Le 27 février 2025, la France a adopté une nouvelle législation interdisant les substances per- et polyfluoroalkylées (PFAS) dans plusieurs produits de consommation. Ces substances, utilisées notamment dans l’industrie chimique, le textile et les produits de consommation courante, sont désormais interdites en France à partir de 2026 pour certains produits, avec des échéances étendues jusqu’à 2030 pour d’autres secteurs. Mais alors que la France se dote de la législation anti-PFAS la plus contraignante d’Europe, une étude de l’Ecole de Guerre Economique dévoile les dessous des pressions qui ont conduit les parlementaires à trancher.
Les grandes lignes de la nouvelle législation contre les PFAS
La loi n°2025-188 du 27 février 2025 instaure des interdictions progressives concernant les PFAS dans plusieurs catégories de produits. Cette législation prévoit, entre autres :
- L’interdiction de la fabrication et de la commercialisation de produits contenant des PFAS dans les secteurs du textile, des cosmétiques et des produits alimentaires.
- Des mesures de contrôle et de surveillance renforcées pour les produits déjà sur le marché, et des obligations d’information pour les industriels.
- Une transition progressive permettant aux secteurs concernés de se conformer aux nouvelles normes, avec des dates d’échéance fixées de manière échelonnée, allant de 2026 à 2030.

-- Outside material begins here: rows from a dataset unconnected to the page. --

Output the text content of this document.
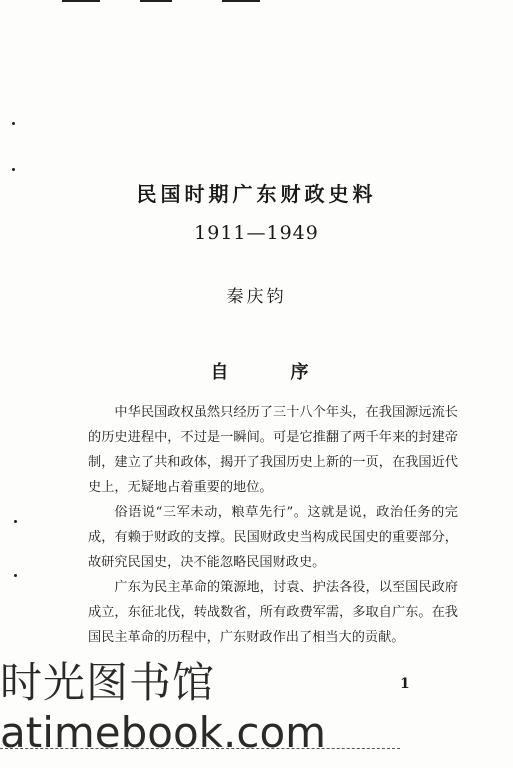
民国时期广东财政史料
1911—1949
秦庆钧
自　序

中华民国政权虽然只经历了三十八个年头，在我国源远流长的历史进程中，不过是一瞬间。可是它推翻了两千年来的封建帝制，建立了共和政体，揭开了我国历史上新的一页，在我国近代史上，无疑地占着重要的地位。

俗语说“三军未动，粮草先行”。这就是说，政治任务的完成，有赖于财政的支撑。民国财政史当构成民国史的重要部分，故研究民国史，决不能忽略民国财政史。

广东为民主革命的策源地，讨袁、护法各役，以至国民政府成立，东征北伐，转战数省，所有政费军需，多取自广东。在我国民主革命的历程中，广东财政作出了相当大的贡献。

1
时光图书馆
atimebook.com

L’objectif principal de cette régulation est de réduire les risques sanitaires liés à l’exposition à ces produits chimiques et de protéger l’environnement des contaminations à long terme. Toutefois, cette législation a suscité un certain nombre de questions, notamment sur ses impacts sur les industries françaises, notamment les secteurs de la chimie et de la mode, ainsi que sur la vitesse de la mise en œuvre de ces nouvelles règles.

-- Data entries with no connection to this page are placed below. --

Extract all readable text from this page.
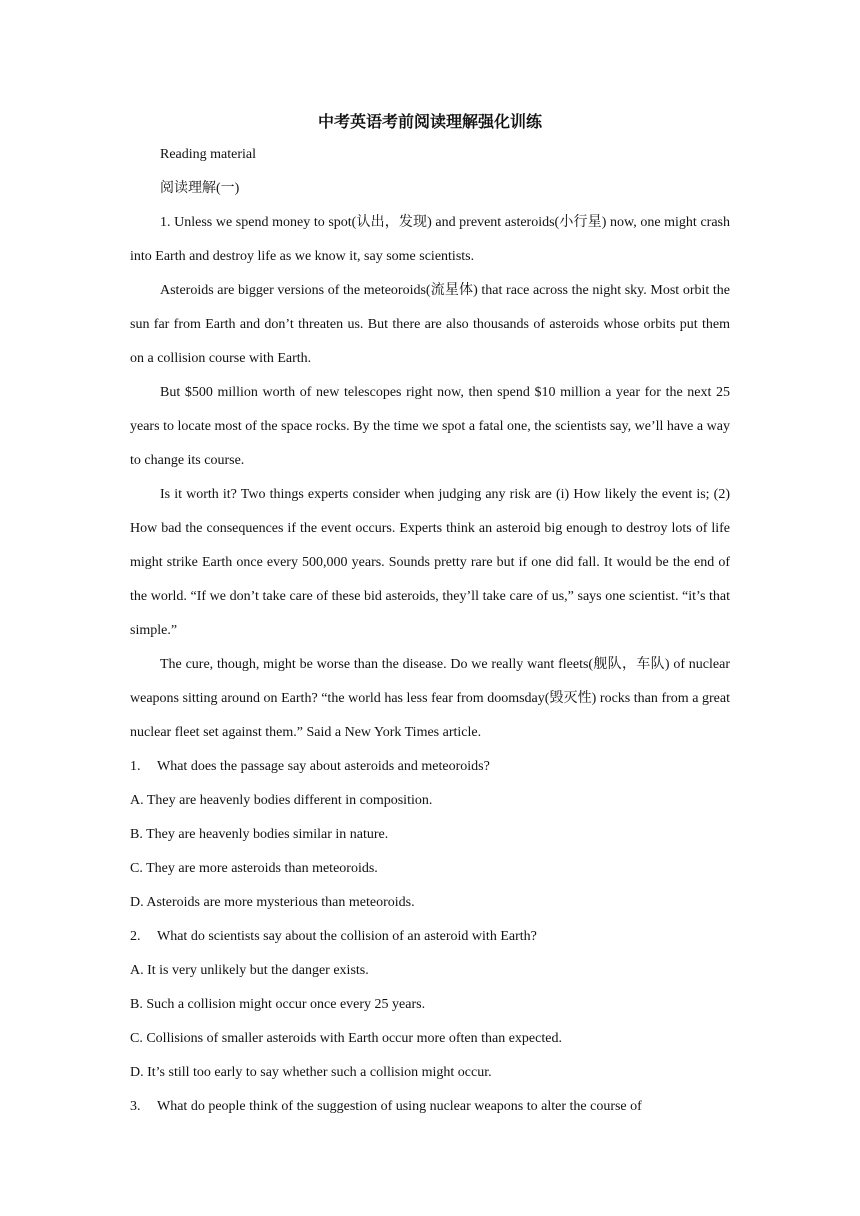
中考英语考前阅读理解强化训练

Reading material

阅读理解(一)

1. Unless we spend money to spot(认出，发现) and prevent asteroids(小行星) now, one might crash into Earth and destroy life as we know it, say some scientists.

Asteroids are bigger versions of the meteoroids(流星体) that race across the night sky. Most orbit the sun far from Earth and don’t threaten us. But there are also thousands of asteroids whose orbits put them on a collision course with Earth.

But $500 million worth of new telescopes right now, then spend $10 million a year for the next 25 years to locate most of the space rocks. By the time we spot a fatal one, the scientists say, we’ll have a way to change its course.

Is it worth it? Two things experts consider when judging any risk are (i) How likely the event is; (2) How bad the consequences if the event occurs. Experts think an asteroid big enough to destroy lots of life might strike Earth once every 500,000 years. Sounds pretty rare but if one did fall. It would be the end of the world. “If we don’t take care of these bid asteroids, they’ll take care of us,” says one scientist. “it’s that simple.”

The cure, though, might be worse than the disease. Do we really want fleets(舰队，车队) of nuclear weapons sitting around on Earth? “the world has less fear from doomsday(毁灭性) rocks than from a great nuclear fleet set against them.” Said a New York Times article.

1. What does the passage say about asteroids and meteoroids?

A. They are heavenly bodies different in composition.

B. They are heavenly bodies similar in nature.

C. They are more asteroids than meteoroids.

D. Asteroids are more mysterious than meteoroids.

2. What do scientists say about the collision of an asteroid with Earth?

A. It is very unlikely but the danger exists.

B. Such a collision might occur once every 25 years.

C. Collisions of smaller asteroids with Earth occur more often than expected.

D. It’s still too early to say whether such a collision might occur.

3. What do people think of the suggestion of using nuclear weapons to alter the course of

L’EGE dévoile influence externe sur la législation française
Une étude publiée par l’École de Guerre Économique (EGE) le 30 juin 2025 montre des dynamiques d’influence extérieures qui auraient joué un rôle clé dans le processus législatif français concernant les PFAS. L’étude ne s’intéresse pas aux propriétés des PFAS ou aux débats scientifiques autour de ces substances, mais se concentre sur l’impact de certains acteurs externes dans l’adoption de la loi française.
Selon l’EGE, l’un des facteurs déterminants a été l’influence d’un collectif de journalistes européens, le Forever Pollution Project, qui a mené une enquête à grande échelle sur les sites contaminés par les PFAS à travers l’Europe. Ce projet a été largement relayé par les médias français et européens, alimentant ainsi le débat public et attirant l’attention des décideurs politiques. Selon le rapport de l’EGE, 47 % du budget du Forever Pollution Project provient de la fondation Arcadia, et des subventions ont également été fournies par la Commission européenne ainsi que par le gouvernement flamand via la plateforme journalismfund.eu. Ces financements, en grande partie étrangers, inquiètent de fait concernant la neutralité du processus législatif français.

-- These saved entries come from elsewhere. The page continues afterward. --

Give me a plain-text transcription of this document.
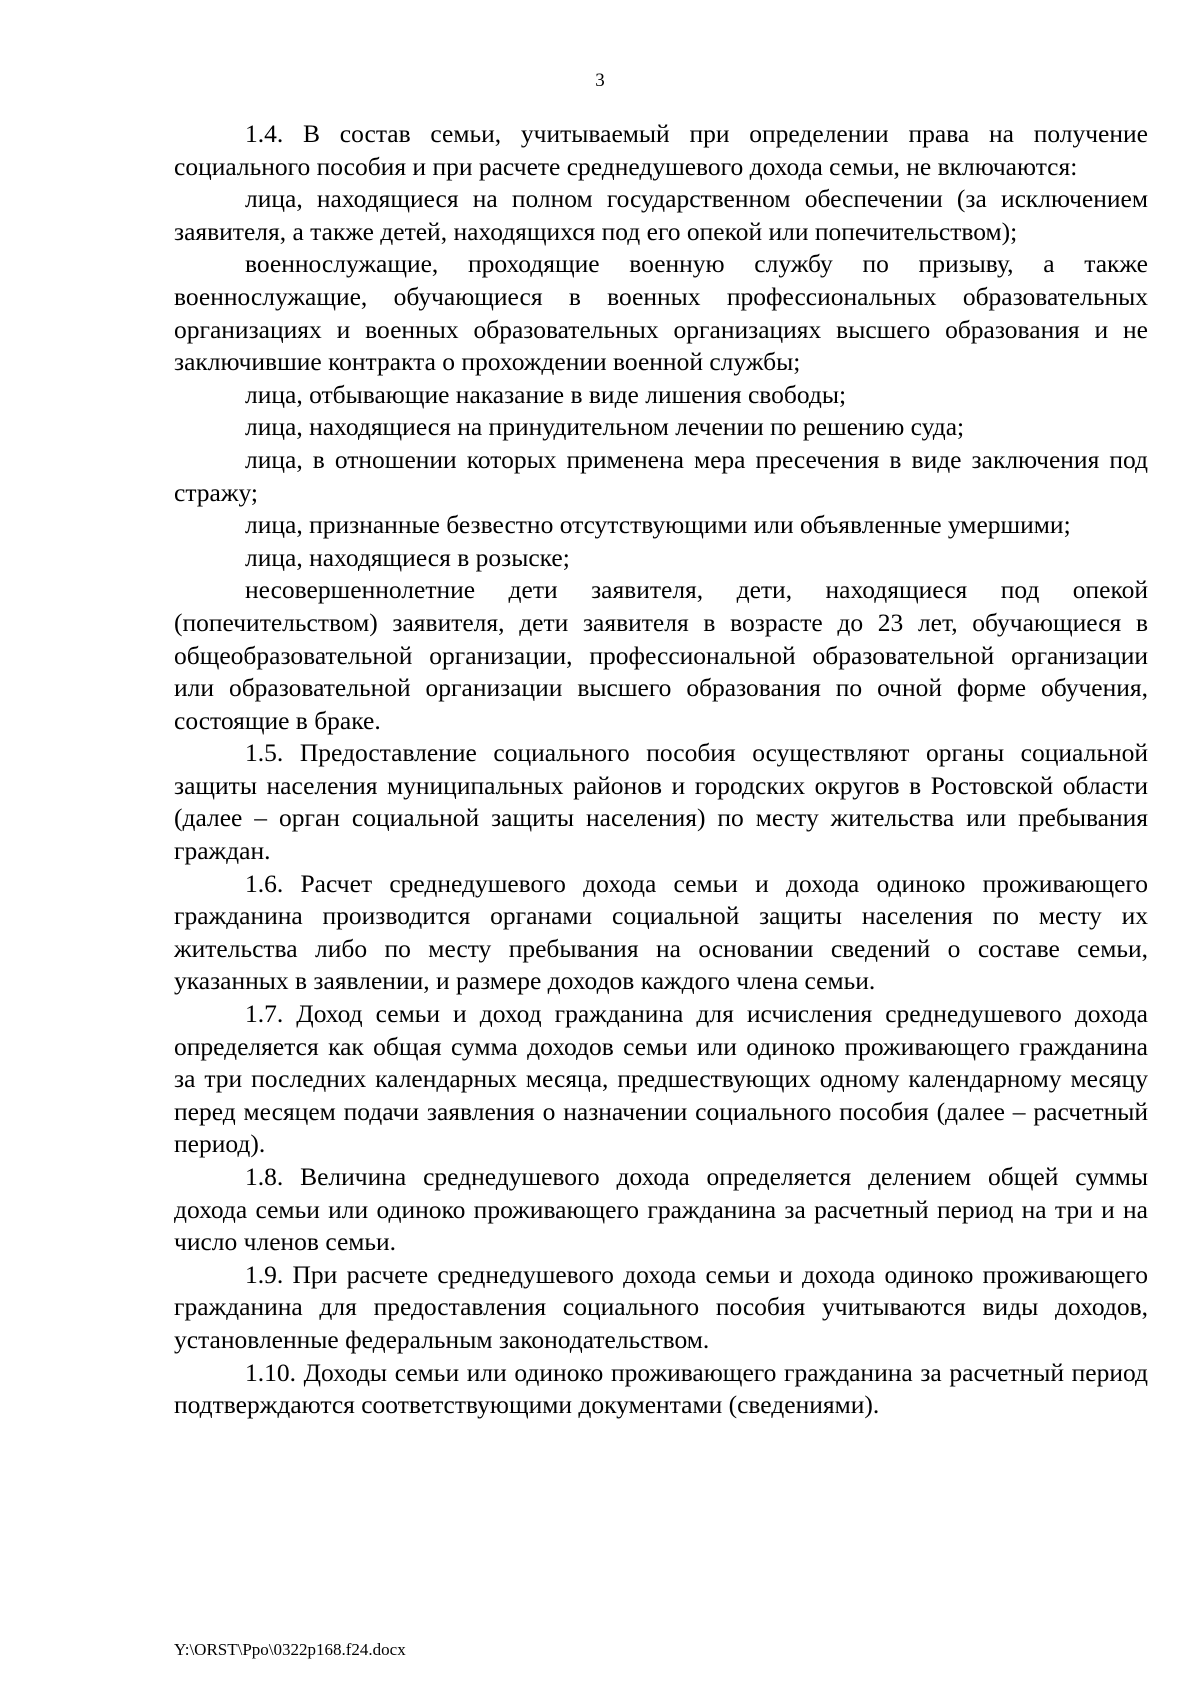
3

1.4. В состав семьи, учитываемый при определении права на получение социального пособия и при расчете среднедушевого дохода семьи, не включаются:

лица, находящиеся на полном государственном обеспечении (за исключением заявителя, а также детей, находящихся под его опекой или попечительством);

военнослужащие, проходящие военную службу по призыву, а также военнослужащие, обучающиеся в военных профессиональных образовательных организациях и военных образовательных организациях высшего образования и не заключившие контракта о прохождении военной службы;

лица, отбывающие наказание в виде лишения свободы;

лица, находящиеся на принудительном лечении по решению суда;

лица, в отношении которых применена мера пресечения в виде заключения под стражу;

лица, признанные безвестно отсутствующими или объявленные умершими;

лица, находящиеся в розыске;

несовершеннолетние дети заявителя, дети, находящиеся под опекой (попечительством) заявителя, дети заявителя в возрасте до 23 лет, обучающиеся в общеобразовательной организации, профессиональной образовательной организации или образовательной организации высшего образования по очной форме обучения, состоящие в браке.

1.5. Предоставление социального пособия осуществляют органы социальной защиты населения муниципальных районов и городских округов в Ростовской области (далее – орган социальной защиты населения) по месту жительства или пребывания граждан.

1.6. Расчет среднедушевого дохода семьи и дохода одиноко проживающего гражданина производится органами социальной защиты населения по месту их жительства либо по месту пребывания на основании сведений о составе семьи, указанных в заявлении, и размере доходов каждого члена семьи.

1.7. Доход семьи и доход гражданина для исчисления среднедушевого дохода определяется как общая сумма доходов семьи или одиноко проживающего гражданина за три последних календарных месяца, предшествующих одному календарному месяцу перед месяцем подачи заявления о назначении социального пособия (далее – расчетный период).

1.8. Величина среднедушевого дохода определяется делением общей суммы дохода семьи или одиноко проживающего гражданина за расчетный период на три и на число членов семьи.

1.9. При расчете среднедушевого дохода семьи и дохода одиноко проживающего гражданина для предоставления социального пособия учитываются виды доходов, установленные федеральным законодательством.

1.10. Доходы семьи или одиноко проживающего гражданина за расчетный период подтверждаются соответствующими документами (сведениями).

Y:\ORST\Ppo\0322p168.f24.docx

L’EGE note que ces financements extérieurs ont contribué à modeler le récit médiatique autour des PFAS, en accentuant la perception du risque sans forcément intégrer des perspectives contradictoires provenant de la communauté scientifique ou industrielle. L’étude indique que le recours à des financements étrangers a facilité la construction d’un consensus autour de la nécessité d’une législation stricte, mais a également eu pour effet d’orienter les débats dans une direction spécifique, sans une évaluation complète des implications économiques et industrielles.
Une loi adoptée avant les conclusions européennes
Si la réglementation adoptée au printemps 2025 à Paris pose question, c’est que la France a été un des premiers pays à adopter une législation aussi stricte sur les PFAS, bien avant que les discussions au niveau européen n’aboutissent à des conclusions sur ces substances. À l’échelle de l’Union européenne, la réglementation sur les PFAS est toujours en discussion, avec des propositions d’interdiction partielle à l’étude. Mais l’Union européenne veut s’aligner sur la science, ce qui pourrait conduire à une réglementation moins sévère qu’en France, la famille des PFAS étant composée de plusieurs milliers de molécules.